Eine neue Form von Kriminalität sorgt für Aufregung: Die Schöpfer des Computer-Virus „Locky“ erpressen weltweit für die Freigabe blockierter EDV-Systeme Geld. Ein so genannter Trojaner wird übers Internet eingeschleust und legt die Rechner lahm. Erst gegen Zahlung werden die Computer wieder zur Nutzung freigegeben.

Die unterfränkische Polizei erfuhr zunächst von einem Fall in Rieneck (Lkr. Main-Spessart). Dort wurde laut Pressesprecher Michael Zimmer der Computer einer Firma lahm gelegt. Weitere Beispiele werden inzwischen aus Würzburg sowie bei der Stadtverwaltung von Dettelbach (Lkr. Kitzingen) gemeldet. Doch dürfte die Dunkelziffer höher liegen.

Erpresserbrief auf dem PC

Computerexperten gehen davon aus, dass „Locky“ in Deutschland besonders heftig wütet. Er befällt derzeit 17 000 Rechner pro Tag. Nach Angaben der Deutschen Presse-Agentur hat sich „Locky“ auch am Fraunhofer-Institut in Bayreuth eingenistet. Dort legte er vorige Woche am Mittwoch etwa 60 PC-Arbeitsplätze lahm.
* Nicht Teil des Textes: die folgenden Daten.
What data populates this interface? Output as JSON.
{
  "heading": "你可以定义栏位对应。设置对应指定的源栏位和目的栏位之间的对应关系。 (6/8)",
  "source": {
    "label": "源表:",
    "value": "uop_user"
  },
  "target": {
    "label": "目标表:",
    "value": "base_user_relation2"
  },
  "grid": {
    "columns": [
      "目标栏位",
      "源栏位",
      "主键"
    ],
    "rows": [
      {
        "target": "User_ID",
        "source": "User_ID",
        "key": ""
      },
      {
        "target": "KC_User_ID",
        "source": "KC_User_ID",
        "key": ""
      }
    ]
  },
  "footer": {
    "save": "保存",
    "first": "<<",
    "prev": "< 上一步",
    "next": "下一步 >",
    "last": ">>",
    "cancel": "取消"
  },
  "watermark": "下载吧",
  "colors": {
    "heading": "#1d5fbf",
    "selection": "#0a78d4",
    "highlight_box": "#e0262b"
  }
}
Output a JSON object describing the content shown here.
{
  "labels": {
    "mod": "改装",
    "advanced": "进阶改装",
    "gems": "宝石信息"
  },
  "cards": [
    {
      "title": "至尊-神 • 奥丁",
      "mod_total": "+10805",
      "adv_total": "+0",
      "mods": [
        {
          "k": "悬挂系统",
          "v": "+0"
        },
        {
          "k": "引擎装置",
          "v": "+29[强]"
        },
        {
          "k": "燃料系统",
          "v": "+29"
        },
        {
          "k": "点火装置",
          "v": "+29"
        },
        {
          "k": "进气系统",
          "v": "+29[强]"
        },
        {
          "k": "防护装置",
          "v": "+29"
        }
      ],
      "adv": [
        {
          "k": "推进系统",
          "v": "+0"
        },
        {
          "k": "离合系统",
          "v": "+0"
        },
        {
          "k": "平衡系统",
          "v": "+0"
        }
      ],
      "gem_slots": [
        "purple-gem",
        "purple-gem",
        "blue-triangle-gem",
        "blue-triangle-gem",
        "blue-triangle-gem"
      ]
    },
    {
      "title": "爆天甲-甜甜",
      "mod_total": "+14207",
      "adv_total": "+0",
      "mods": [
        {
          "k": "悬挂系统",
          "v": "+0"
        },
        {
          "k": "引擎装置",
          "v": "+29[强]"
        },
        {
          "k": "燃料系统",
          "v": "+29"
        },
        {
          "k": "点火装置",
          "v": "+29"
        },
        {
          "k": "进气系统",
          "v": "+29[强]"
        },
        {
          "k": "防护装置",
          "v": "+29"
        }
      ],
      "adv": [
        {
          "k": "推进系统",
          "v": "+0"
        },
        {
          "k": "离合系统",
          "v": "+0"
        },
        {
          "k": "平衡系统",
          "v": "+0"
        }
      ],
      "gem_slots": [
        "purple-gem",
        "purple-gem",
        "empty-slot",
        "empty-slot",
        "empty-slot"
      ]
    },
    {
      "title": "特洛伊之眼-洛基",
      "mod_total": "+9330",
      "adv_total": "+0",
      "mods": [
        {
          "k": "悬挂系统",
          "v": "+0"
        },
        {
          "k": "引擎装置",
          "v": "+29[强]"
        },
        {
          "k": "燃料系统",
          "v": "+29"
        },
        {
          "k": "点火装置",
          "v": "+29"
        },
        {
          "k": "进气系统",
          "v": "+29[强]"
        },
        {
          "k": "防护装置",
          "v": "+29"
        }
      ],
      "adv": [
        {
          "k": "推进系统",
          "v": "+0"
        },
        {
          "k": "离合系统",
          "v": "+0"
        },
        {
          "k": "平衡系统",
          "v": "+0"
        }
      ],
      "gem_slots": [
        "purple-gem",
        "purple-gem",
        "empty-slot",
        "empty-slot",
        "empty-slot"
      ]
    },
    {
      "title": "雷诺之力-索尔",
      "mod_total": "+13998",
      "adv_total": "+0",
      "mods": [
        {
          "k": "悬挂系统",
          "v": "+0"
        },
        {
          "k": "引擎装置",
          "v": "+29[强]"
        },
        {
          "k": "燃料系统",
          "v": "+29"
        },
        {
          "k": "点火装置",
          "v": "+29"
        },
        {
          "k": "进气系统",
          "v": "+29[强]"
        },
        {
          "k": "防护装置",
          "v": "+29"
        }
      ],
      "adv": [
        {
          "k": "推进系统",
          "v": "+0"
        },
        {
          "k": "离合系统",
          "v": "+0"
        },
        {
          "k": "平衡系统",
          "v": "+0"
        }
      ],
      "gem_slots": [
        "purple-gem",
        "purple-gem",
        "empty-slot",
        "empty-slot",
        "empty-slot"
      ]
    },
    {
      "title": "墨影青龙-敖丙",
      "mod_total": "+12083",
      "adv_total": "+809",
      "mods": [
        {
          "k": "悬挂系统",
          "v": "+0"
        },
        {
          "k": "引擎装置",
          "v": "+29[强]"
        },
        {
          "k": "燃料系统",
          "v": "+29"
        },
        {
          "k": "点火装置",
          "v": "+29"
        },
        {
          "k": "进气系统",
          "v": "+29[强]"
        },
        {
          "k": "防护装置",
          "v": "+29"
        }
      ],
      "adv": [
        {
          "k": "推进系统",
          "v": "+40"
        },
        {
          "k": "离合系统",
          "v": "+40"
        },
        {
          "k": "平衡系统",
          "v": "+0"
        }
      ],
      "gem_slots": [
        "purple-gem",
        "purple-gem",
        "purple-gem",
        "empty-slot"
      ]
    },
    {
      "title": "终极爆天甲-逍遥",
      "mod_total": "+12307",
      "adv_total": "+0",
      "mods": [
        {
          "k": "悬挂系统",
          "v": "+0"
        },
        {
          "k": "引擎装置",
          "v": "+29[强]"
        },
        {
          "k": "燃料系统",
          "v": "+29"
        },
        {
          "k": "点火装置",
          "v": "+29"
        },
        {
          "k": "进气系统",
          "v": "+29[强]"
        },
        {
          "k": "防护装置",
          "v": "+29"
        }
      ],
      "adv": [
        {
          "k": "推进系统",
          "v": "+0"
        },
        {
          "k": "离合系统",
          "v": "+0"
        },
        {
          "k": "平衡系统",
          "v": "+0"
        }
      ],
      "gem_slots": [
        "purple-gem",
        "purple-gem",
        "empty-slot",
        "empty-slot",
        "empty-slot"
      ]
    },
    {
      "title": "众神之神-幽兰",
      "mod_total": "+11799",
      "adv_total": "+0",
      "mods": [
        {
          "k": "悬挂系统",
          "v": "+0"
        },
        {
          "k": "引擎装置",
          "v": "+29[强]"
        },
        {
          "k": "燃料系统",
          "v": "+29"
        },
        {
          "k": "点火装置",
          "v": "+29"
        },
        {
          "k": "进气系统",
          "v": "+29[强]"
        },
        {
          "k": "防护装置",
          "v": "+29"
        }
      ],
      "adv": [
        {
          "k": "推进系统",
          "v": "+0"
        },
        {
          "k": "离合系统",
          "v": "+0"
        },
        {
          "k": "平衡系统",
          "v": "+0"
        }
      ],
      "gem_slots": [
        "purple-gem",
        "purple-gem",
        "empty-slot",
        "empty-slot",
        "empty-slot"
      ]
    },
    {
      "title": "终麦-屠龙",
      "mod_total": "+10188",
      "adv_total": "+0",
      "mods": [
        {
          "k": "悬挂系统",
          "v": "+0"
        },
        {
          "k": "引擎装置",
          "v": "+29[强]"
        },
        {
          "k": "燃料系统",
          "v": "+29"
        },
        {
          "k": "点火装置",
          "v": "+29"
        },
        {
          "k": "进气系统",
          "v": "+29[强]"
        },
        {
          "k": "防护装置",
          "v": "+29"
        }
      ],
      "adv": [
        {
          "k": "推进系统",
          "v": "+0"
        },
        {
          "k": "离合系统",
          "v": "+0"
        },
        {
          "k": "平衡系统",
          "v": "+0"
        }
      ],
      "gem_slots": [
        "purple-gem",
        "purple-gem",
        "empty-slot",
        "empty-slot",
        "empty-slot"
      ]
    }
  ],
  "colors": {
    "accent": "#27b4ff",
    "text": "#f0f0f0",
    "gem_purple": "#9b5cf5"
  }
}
Den Server der Verwaltung in Dettelbach infizierte der Virus – laut Geschäftsstellenleiter Rigobert Pfister – am Aschermittwoch. Das Einwohnermeldeamt, das seither besonders stark betroffen ist, soll spätestens zum Ende der Woche wieder auf alle Daten zugreifen können, teilte Bernd Schöderlein, Leiter der Dettelbacher EDV mit. Die Schäden, die „Locky“ im System angerichtet habe, seien teilweise schon behoben. Mails und Internet seien wieder fehlerfrei zugänglich. Die Datenbanken, die der Virus ebenfalls befiel, würden derzeit eingespielt, so Schöderlein.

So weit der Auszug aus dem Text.